El ToBRFVs es distinto, éste es de contacto y un virus muy persistente. Como este virus hemos tenido otros anteriormente, el del mosaico del tomate y el de la verruga del pimiento. Ninguno de ellos se llegó a controlar con tratamientos. El control vino de la mano de las resistencias. En su época llegaron a hacer mucho daño pues invernadero que se veía infectado de forma temprana, invernadero que llegaba a tener el 100% de la plantación afectada al final del cultivo, con el agravante de que, al quedarse el virus en el suelo, los años siguientes debía cambiar de cultivo.
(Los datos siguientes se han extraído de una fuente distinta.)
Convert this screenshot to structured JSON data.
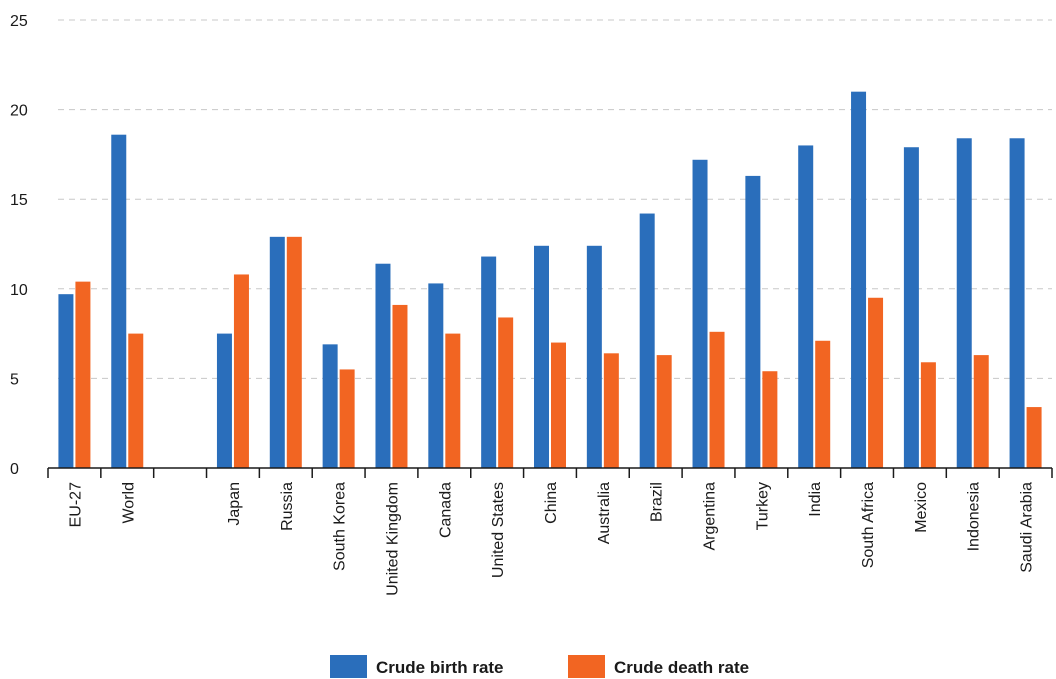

En este caso estamos en la misma situación. Si no aparece una variedad resistente su control va a ser muy difícil. Su expansión será lenta, dependiendo de lo cuidadosos que queramos ser, pero irá extendiéndose y comprometiendo cada vez más el cultivo hasta que aparezcan las variedades resistentes. Mientras, habrá que aprender a vivir con él como se hace con el CGMMV, pero al final será un problema más y por lo tanto una merma más en la rentabilidad del cultivo.